Climate change is an issue that isn't going to disappear. It's also an issue that requires immediate action in order to ensure the planet remains in a safe and healthy state. One of the UK's most beloved documentarians has taken it upon himself to spread this message far and wide. And David Attenborough's most recent climate change statement is the most powerful by far.

On Monday, the 92-year-old (no, I can never believe his age either) gave a speech at the World Economic Forum in Davos, Switzerland. He hammered home how pressing the climate change problem was, but ended on an optimistic note that proved that the human race does have the ability to stop global warming in its tracks.

"I am quite literally from another age," his speech began. "I was born during the Holocene — the name given to the 12,000-year period of climatic stability that allowed humans to settle, farm, and create civilizations." He went on to explain how everything has changed: "The Holocene has ended. The Garden of Eden is no more. We have changed the world so much that scientists say we are now in a new geological age — the Anthropocene — the age of humans."

Instead of blaming corporations and industries for the mess Earth currently finds itself in, Attenborough took a different path. "We need to move beyond guilt or blame and get on with the practical tasks at hand," he said. He mentioned how his upcoming Netflix series, Our Planet, will spread the message to "hundreds of millions of people in almost any country on Earth."

Scheduled for release on the streaming platform on April 5, the Attenborough-narrated Our Planet has been four years in the making. Traversing 50 countries, it will showcase the planet's most precious natural spaces and emphasize just how fragile these are.

On Tuesday, Attenborough spoke once again in front of a crowd. This time, he was interviewed by Prince William. Telling the royal that it was "difficult to overstate" the climate crisis, the broadcaster stressed that "we are now so numerous, so powerful, so all pervasive, the mechanisms we have for destructions are so wholesale and so frightening that we can exterminate whole ecosystems without even noticing it."

"We have to recognize that every breath of air we take, every mouthful of food we take, comes from the natural world. And if we damage the natural world, we damage ourselves. We are one coherent ecosystem. It's not just a question of beauty, or interest, or wonder — the essential ingredient of human life is a healthy planet. We are in danger of wrecking that."

But, as before, he had a positive statement to make, adding: "The point is that we have this option ahead of us. We have to take the option to protect the natural world. There's a source of great optimism there; we have the knowledge, we have the power to live in harmony with that natural world."

Gian Ehrenzeller/EPA-EFE/Shutterstock

This hopeful message has been echoed by another well-known face.

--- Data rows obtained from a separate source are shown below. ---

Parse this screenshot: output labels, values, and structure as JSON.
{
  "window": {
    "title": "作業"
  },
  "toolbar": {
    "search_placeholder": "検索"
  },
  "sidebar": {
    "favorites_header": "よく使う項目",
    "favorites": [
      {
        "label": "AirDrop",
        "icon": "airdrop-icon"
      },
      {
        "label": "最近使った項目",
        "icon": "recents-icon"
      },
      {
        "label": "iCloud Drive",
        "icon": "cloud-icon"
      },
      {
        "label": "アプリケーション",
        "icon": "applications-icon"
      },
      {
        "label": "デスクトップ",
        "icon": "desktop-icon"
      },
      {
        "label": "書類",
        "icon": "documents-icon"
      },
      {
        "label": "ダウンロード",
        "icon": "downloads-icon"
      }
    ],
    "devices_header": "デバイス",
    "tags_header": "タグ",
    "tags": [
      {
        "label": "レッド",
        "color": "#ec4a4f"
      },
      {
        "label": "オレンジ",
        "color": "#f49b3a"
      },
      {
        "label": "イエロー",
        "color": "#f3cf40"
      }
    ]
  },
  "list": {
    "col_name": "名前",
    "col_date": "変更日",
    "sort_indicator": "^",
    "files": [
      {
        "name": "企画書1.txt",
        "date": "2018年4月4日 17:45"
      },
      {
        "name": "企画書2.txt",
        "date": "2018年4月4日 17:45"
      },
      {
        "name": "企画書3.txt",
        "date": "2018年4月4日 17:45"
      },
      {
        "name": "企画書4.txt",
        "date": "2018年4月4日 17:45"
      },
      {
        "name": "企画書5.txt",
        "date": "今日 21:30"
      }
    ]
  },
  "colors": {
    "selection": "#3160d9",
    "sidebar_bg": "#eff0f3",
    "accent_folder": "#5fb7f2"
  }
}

On Monday, Leonardo DiCaprio's foundation announced a potential way forward that it has been funding for the past two years. Researchers from the University of Technology Sydney, University of Melbourne, and the German Aerospace Centre teamed up to produce a way for humanity to achieve — and even exceed — the 1.5ºC global warming limit.

In 2018, scientists stated that humans had 12 years to stop the planet from exceeding this temperature increase. If we fail, the result is likely to be catastrophic. The Leonardo DiCaprio Foundation's model demonstrates how each region in world can stay below the 1.5ºC limit using resources and technologies that already exist.

"With the pace of urgent climate warnings now increasing, it's clear that our planet cannot wait for meaningful action," the actor said in a statement. "This ambitious and necessary pathway shows that a transition to 100 percent renewable energy and strong measures to protect and restore our natural ecosystems, taken together, can deliver a more stable climate within a single generation."

One website has criticized the computer model, noting there are too many confounding factors to produce such a strategy, but sometimes a little optimism is what's needed to get things done.